The main changes to the interior are a new three-spoke steering wheel and a new look of the switchgear on the air-conditioning and audio consoles. The 7” colour display in the centre now integrates Apple CarPlay and you get a wireless charging mat for compatible mobile phones. The Turbo tries to visually stay apart, by overt seat lining stitches, a new gear knob and a pseudo carbon fibre treatment of the garnishes (using a film overlay). And you get Turbo embroidered on the seat backs.
The feature pack has definitely moved upscale. You can get BLIS, rear cross traffic alert and front and rear parking assist. You also get remote engine start (useful if you want to run the aircon for a while before entering) and keyless entry and button start. The usual large panoramic sunroof is available too.
Get the most out of ‘Turbo’ – the new engine offering
The new engine on the Sonata is the next deviation from a minor model upgrade. The turbocharged 2.0-litre GDi is a variant of the Theta engine platform used by the 2.4-litre GDi. It generates 245 horsepower with 353 Nm of torque and has the advantage of the turbo’s low and mid-range torque band along with the eight speed automatic gearbox derived from the Azera. It puts the car in a new segment performance wise to the 2.4-litre naturally aspirated units 186 hp and 240 Nm of torque and six-speed auto. If you are looking at sport sedan performance, don’t. The Turbo does enjoy the benefits of the reengineered steering column that has a stiffer response (the motor-driven steering assist still offers its multi-mode approach), but the chassis still remains soft and pliant, although a lot of the road noise has been dialled out. The entry level on the Sonata is still the base 2.0-litre Nu MPI engine.
A greater range of trimline is on offer
You don’t have to stick to the offerings in either the 2.4 or Turbo. While the car comes standard with 16” alloys and goes into 18” territory, you can see that the Turbo gets its own wheel design. You can buy into LED taillights, and the interior packages too.
Does it drive any different to the older car?
That’s really where the Turbo comes in – the extra grunt and the wider gear range are appreciated on the climbs and you can tap for finer control using the paddleshifts. The engine braking is excellent – although the turbocharged engine of the 2018 Hyundai Sonata can get a little petulant under high revs as you load the engine – its whine comes through the excellent NVH treatment that dampens out the rest of the low frequency noise of the engine. But we would still take the engine over the regular GDi unit purely for all the extra torque on offer. As we mentioned before – the steering is just a little bit more immediate and the suspension has been tuned for a finer ride, without being reengineered in a major manner. The seats are pliant without being cossetting and the car feels just a bit more suited to long drives than before.
The big question – is it worth upgrading into the 2018 Hyundai Sonata?
If you’ve been looking at the D-segment sedan, the Sonata is a segment definer in many ways. It still gives you the impression of offering more car than you paid for – while narrowing the gap with the Japanese competition.
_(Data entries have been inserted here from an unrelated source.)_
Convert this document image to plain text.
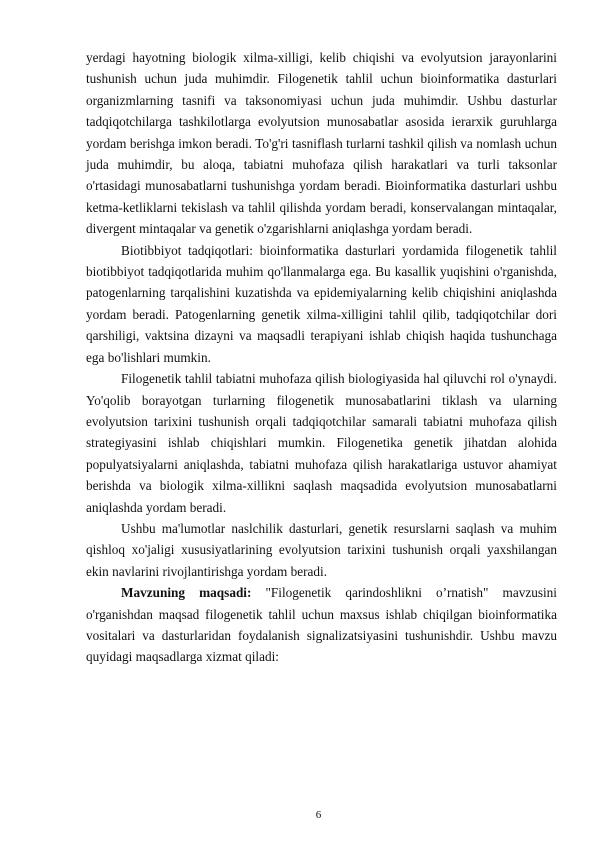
yerdagi hayotning biologik xilma-xilligi, kelib chiqishi va evolyutsion jarayonlarini tushunish uchun juda muhimdir. Filogenetik tahlil uchun bioinformatika dasturlari organizmlarning tasnifi va taksonomiyasi uchun juda muhimdir. Ushbu dasturlar tadqiqotchilarga tashkilotlarga evolyutsion munosabatlar asosida ierarxik guruhlarga yordam berishga imkon beradi. To'g'ri tasniflash turlarni tashkil qilish va nomlash uchun juda muhimdir, bu aloqa, tabiatni muhofaza qilish harakatlari va turli taksonlar o'rtasidagi munosabatlarni tushunishga yordam beradi. Bioinformatika dasturlari ushbu ketma-ketliklarni tekislash va tahlil qilishda yordam beradi, konservalangan mintaqalar, divergent mintaqalar va genetik o'zgarishlarni aniqlashga yordam beradi.

Biotibbiyot tadqiqotlari: bioinformatika dasturlari yordamida filogenetik tahlil biotibbiyot tadqiqotlarida muhim qo'llanmalarga ega. Bu kasallik yuqishini o'rganishda, patogenlarning tarqalishini kuzatishda va epidemiyalarning kelib chiqishini aniqlashda yordam beradi. Patogenlarning genetik xilma-xilligini tahlil qilib, tadqiqotchilar dori qarshiligi, vaktsina dizayni va maqsadli terapiyani ishlab chiqish haqida tushunchaga ega bo'lishlari mumkin.

Filogenetik tahlil tabiatni muhofaza qilish biologiyasida hal qiluvchi rol o'ynaydi. Yo'qolib borayotgan turlarning filogenetik munosabatlarini tiklash va ularning evolyutsion tarixini tushunish orqali tadqiqotchilar samarali tabiatni muhofaza qilish strategiyasini ishlab chiqishlari mumkin. Filogenetika genetik jihatdan alohida populyatsiyalarni aniqlashda, tabiatni muhofaza qilish harakatlariga ustuvor ahamiyat berishda va biologik xilma-xillikni saqlash maqsadida evolyutsion munosabatlarni aniqlashda yordam beradi.

Ushbu ma'lumotlar naslchilik dasturlari, genetik resurslarni saqlash va muhim qishloq xo'jaligi xususiyatlarining evolyutsion tarixini tushunish orqali yaxshilangan ekin navlarini rivojlantirishga yordam beradi.

Mavzuning maqsadi: "Filogenetik qarindoshlikni o’rnatish" mavzusini o'rganishdan maqsad filogenetik tahlil uchun maxsus ishlab chiqilgan bioinformatika vositalari va dasturlaridan foydalanish signalizatsiyasini tushunishdir. Ushbu mavzu quyidagi maqsadlarga xizmat qiladi:

6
It is no longer the cheaper alternative, but it still could be the choice that gives you something extra. There is nothing about the 2018 Hyundai Sonata that will on its own draw you into trading in your 2015 model. But there are standout individual features like the new drivetrain and design that could do it. And the new approach will help the model remain relevant over the next couple of years until the all-new version comes about. It’s grown up over the years and more customers are likely to be drawn in from competing showrooms.